Generally, attending a protest is not a hard decision for me—find your walking shoes, grab a sign and go.  Yet COVID has made this a wrenching decision—how do you isolate yourself to stop the spread of one disease and step out to stop the ravages of racism and hate.

After 12 weeks of self-imposed quarantine, the protests compelled me to step out.  As I weighed the risks, I saw the risk of very few people showing up as greater than the risk of my getting infected.  And while I know that protests do not change the world overnight, silence kills.

Each one of us must judge our tolerance for risk, this time the risk of remaining silent was greater than the risk of becoming ill.

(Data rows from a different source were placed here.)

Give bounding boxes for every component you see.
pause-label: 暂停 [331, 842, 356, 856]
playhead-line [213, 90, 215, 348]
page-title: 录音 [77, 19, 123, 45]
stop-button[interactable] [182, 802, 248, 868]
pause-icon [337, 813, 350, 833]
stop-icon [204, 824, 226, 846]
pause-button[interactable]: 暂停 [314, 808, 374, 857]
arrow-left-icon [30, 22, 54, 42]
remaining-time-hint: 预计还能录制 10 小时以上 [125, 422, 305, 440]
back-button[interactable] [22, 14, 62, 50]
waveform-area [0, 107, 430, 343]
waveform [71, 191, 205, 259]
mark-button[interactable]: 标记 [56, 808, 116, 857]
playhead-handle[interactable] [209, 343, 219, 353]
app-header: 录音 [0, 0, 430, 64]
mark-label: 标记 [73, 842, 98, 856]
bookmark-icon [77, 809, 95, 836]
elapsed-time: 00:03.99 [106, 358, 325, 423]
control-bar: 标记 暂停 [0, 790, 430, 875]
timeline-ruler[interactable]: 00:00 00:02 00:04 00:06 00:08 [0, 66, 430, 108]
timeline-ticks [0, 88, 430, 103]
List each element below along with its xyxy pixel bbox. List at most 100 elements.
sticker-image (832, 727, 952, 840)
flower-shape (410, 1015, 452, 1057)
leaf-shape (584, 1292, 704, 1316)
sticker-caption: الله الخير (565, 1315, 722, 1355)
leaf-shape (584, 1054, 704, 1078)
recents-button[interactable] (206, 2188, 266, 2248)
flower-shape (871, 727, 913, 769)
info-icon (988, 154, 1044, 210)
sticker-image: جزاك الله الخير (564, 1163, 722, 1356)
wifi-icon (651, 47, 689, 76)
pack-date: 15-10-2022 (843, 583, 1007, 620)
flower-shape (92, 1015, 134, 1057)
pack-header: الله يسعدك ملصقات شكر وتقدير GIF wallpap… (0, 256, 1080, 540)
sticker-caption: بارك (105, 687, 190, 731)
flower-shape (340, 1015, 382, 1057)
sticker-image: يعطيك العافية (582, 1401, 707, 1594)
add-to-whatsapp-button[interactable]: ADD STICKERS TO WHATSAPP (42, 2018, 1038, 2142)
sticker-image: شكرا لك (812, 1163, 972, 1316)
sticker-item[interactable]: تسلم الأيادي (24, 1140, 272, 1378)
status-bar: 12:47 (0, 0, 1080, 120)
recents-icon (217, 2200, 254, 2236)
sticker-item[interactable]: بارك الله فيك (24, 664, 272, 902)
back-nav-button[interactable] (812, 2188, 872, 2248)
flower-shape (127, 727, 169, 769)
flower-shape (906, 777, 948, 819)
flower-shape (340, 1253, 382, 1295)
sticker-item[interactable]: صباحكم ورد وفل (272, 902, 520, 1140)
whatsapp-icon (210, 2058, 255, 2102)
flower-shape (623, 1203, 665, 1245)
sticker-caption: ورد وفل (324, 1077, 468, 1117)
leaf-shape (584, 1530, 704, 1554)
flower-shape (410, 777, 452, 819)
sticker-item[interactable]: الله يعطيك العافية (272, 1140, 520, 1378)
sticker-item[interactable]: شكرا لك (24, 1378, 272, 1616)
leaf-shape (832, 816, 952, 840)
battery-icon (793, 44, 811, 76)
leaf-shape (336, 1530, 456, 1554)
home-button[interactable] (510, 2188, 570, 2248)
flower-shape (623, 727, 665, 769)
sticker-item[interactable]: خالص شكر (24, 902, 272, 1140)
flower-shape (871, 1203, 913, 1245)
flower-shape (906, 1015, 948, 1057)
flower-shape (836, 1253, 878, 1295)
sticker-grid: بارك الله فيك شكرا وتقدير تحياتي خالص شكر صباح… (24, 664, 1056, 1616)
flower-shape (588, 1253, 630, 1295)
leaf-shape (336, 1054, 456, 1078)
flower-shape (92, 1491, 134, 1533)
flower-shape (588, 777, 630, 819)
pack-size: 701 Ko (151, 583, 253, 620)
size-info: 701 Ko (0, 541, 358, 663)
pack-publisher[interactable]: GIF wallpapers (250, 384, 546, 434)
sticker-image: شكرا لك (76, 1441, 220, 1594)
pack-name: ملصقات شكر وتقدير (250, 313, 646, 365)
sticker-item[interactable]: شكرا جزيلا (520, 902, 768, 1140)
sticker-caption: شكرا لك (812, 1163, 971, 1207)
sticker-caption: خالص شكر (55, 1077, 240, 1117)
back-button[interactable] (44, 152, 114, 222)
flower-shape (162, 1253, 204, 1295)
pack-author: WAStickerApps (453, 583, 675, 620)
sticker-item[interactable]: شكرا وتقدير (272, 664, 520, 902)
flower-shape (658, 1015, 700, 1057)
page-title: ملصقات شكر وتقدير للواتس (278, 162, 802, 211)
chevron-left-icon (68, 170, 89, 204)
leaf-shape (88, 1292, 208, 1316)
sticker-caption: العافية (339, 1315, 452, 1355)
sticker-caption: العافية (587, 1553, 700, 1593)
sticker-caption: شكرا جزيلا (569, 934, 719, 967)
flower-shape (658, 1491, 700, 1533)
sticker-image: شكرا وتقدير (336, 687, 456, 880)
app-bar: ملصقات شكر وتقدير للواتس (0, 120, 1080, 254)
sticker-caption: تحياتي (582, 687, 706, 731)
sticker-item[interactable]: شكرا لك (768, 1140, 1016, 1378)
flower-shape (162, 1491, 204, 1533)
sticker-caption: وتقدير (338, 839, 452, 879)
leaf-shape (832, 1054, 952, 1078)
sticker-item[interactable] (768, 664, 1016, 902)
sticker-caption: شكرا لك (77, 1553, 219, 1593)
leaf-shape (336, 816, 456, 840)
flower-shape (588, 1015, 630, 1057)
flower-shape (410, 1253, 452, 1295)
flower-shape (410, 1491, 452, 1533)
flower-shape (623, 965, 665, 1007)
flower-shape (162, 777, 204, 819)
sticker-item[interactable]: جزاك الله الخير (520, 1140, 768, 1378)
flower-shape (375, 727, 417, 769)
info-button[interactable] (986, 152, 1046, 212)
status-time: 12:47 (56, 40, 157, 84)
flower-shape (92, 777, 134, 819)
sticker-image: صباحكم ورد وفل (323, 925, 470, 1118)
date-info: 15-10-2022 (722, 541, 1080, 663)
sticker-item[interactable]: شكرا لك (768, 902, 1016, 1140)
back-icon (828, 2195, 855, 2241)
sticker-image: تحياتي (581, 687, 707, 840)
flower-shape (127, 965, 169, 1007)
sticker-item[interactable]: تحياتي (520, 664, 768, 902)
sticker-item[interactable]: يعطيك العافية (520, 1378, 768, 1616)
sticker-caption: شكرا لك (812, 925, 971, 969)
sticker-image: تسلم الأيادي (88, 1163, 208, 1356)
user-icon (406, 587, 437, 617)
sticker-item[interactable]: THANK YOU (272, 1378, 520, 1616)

And so, the weekend began.  Friday was the car caravan organized by the MEA.  It was a powerful ride around Montclair—with hundreds of other cars—with signs in the car that said Black Lives Matter.  It was a low risk activity—David and I were socially distant from everyone else.  And yet we felt so connected with lights flashing and horns blaring.  It rained hard which meant that the streets had fewer onlookers.  Yet the rain felt right…the heavens crying for the pain in our country.

On Saturday I repurposed my signs and decided to join the March from Nishuane Park down Bloomfield Ave. This march was a solo activity—I walked alone on the edge of the marchers.  It was truly being alone in a crowd.  When we arrived at the police station on Bloomfield Ave, however, I experienced a moment of intense oneness with the community.  We heard…take a knee…and a 1000 people knelt on the ground.  Followed by…stand up…and everyone rose as one, as if emerging from the earth, and raised their fists for 46 seconds of silence.  As we stood together, arms raised, I really believed we could lift the world.

On Sunday we found different level of connection.  David and I went to a prayer vigil in the park and listened to the deep pain of members of our Black community.  I let the sadness flow over me as I experienced what it means to bear witness to pain and sorrow.  And we were lifted by the calls to action…the message was clear—God’s love needs human intervention for us to have justice and peace in our lifetime.

And now the hard work begins.  How do we do work on ourselves; what should we read; with whom do we have the crucial conversations that help us reach deeper and find our better selves?  Our work must also include political action…every election counts, and every vote must be counted.  May this weekend of protests in Montclair be a step in the journey of building a safer and more peaceful future for us and our Black brethren.